なんだこいつ、ブツブツなんか呟いてるけど頭でも打ったのか?だがまぁとりあえず、それを指摘する前に俺はやらなきゃならねぇことがある。
「…おい、篠崎」
「はい?」
「悪かったな」
こちらを向いたマリモ頭に向かって、頭を下げる。
途端に、は?ちょっと、え?とテンパって周りをキョロキョロ見回し始めた篠崎に苦笑い。そりゃ俺に頭下げられなんかしたら制裁もんだからな、お前もこの学園の仕組みちゃんとわかってきてんじゃねぇか。だが安心しろ、俺はこんなとこ見られるようなへましねぇから。
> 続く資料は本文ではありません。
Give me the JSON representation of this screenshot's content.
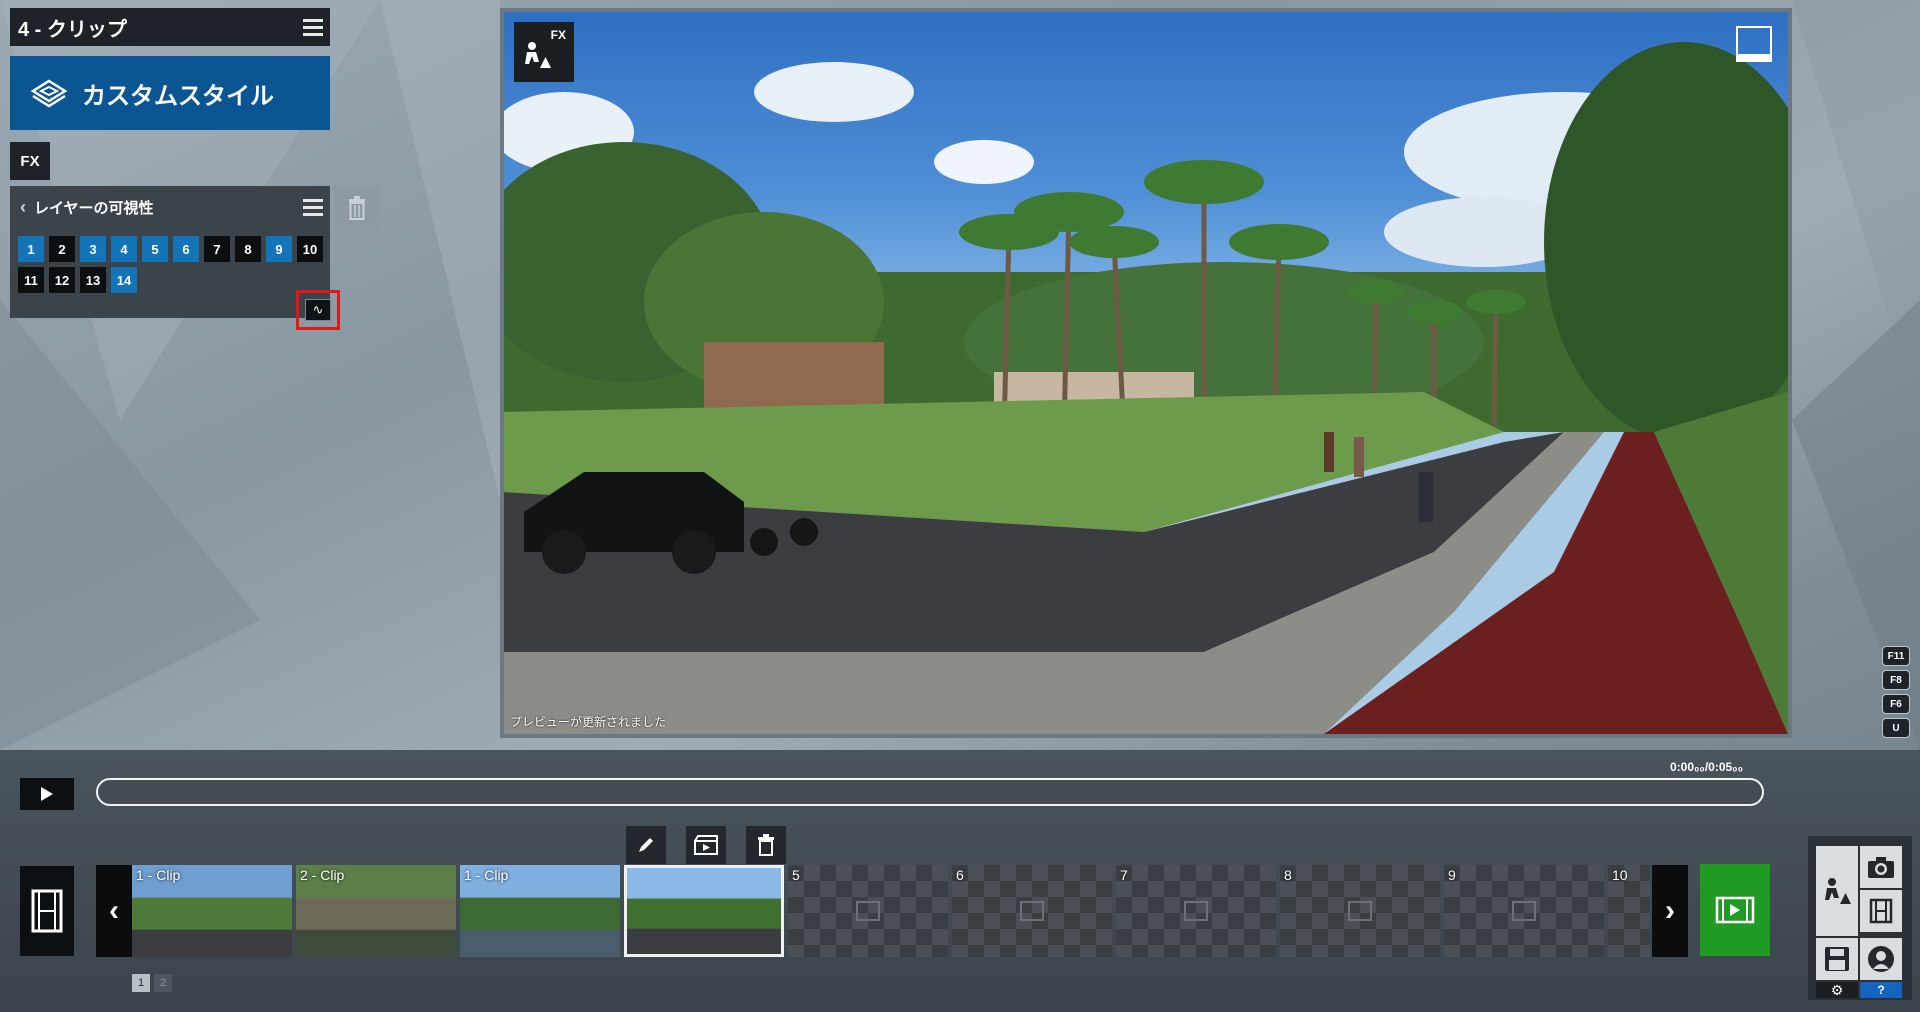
{
  "clip_header": {
    "title": "4 - クリップ"
  },
  "style_button": {
    "label": "カスタムスタイル"
  },
  "fx_tab": {
    "label": "FX"
  },
  "layer_panel": {
    "title": "レイヤーの可視性",
    "layers": [
      {
        "label": "1",
        "active": true
      },
      {
        "label": "2",
        "active": false
      },
      {
        "label": "3",
        "active": true
      },
      {
        "label": "4",
        "active": true
      },
      {
        "label": "5",
        "active": true
      },
      {
        "label": "6",
        "active": true
      },
      {
        "label": "7",
        "active": false
      },
      {
        "label": "8",
        "active": false
      },
      {
        "label": "9",
        "active": true
      },
      {
        "label": "10",
        "active": false
      },
      {
        "label": "11",
        "active": false
      },
      {
        "label": "12",
        "active": false
      },
      {
        "label": "13",
        "active": false
      },
      {
        "label": "14",
        "active": true
      }
    ]
  },
  "preview": {
    "fx_badge": "FX",
    "status": "プレビューが更新されました"
  },
  "key_buttons": [
    "F11",
    "F8",
    "F6",
    "U"
  ],
  "playback": {
    "timecode": "0:00₀₀/0:05₀₀"
  },
  "clips": [
    {
      "label": "1 - Clip",
      "type": "thumb",
      "selected": false
    },
    {
      "label": "2 - Clip",
      "type": "thumb",
      "selected": false
    },
    {
      "label": "1 - Clip",
      "type": "thumb",
      "selected": false
    },
    {
      "label": "",
      "type": "thumb",
      "selected": true
    },
    {
      "label": "5",
      "type": "empty",
      "selected": false
    },
    {
      "label": "6",
      "type": "empty",
      "selected": false
    },
    {
      "label": "7",
      "type": "empty",
      "selected": false
    },
    {
      "label": "8",
      "type": "empty",
      "selected": false
    },
    {
      "label": "9",
      "type": "empty",
      "selected": false
    },
    {
      "label": "10",
      "type": "empty",
      "selected": false
    }
  ],
  "pages": [
    {
      "label": "1",
      "active": true
    },
    {
      "label": "2",
      "active": false
    }
  ],
  "colors": {
    "accent_blue": "#1474b8",
    "style_blue": "#0b5593",
    "highlight_red": "#e01818",
    "add_green": "#1f9a23"
  }
}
「転入早々うちの馬鹿どもが迷惑かけたな。俺の責任だ、悪かった」
「それは…」
「だけど悪い、あいつらをお前から引き剥がすのにもうちょいかかりそうだ。情けねぇことに仕事の方で手一杯でな、なかなか根気強く説教に行くわけにもいかねぇ」
ガリガリと頭を掻くと、篠崎が困ったように(多分)俺を見た。
情けねぇな。俺もだが、こんな風に言われても否定も反論もできない生徒会全体が情けなくて仕方ない。
「絶対俺が何とかするから。悪ぃがもうちょっとだけ我慢してくれ」
「なんでそんな…」
「ここだってちょっと特殊だが、高校には違いねぇんだ。今のお前にとっては面倒臭い場所でしかないかもしれねぇけど、本来はもっとずっと楽しい場所だから」
戸惑いながら俺を見る篠崎。
やっぱり振り回してて申し訳ないなぁと思う。早くこの後輩を楽しませてやりたい。ここが不愉快な場所だという思い出にしかならないのは嫌だから。
高校なんてもんは楽しんでなんぼ。楽しまなきゃ損だろう?
「お前もきっと気に入るよ。だからもうちょい待っててな」
マリモ頭に手を乗せて撫でてやりながら、自然と頬が緩んだ。
まったく俺は、一体いつから変な風に考えるようになってたんだか。1人でいると、偏った思考に走りがちだ。しかも俺は、自分が直接見聞きしたものではなくて、他人から聞いた評価ばかりで判断していた。それは、人の上に立つ人間として最低な行為じゃないのか?
風紀には十分情けなさを露呈しているわけだが、共に学園運営を別つ者として、彼らにはこれ以上情けない姿を見せるわけにはいかない。そんな気持ちが先行して、どうしても見栄をはってしまう。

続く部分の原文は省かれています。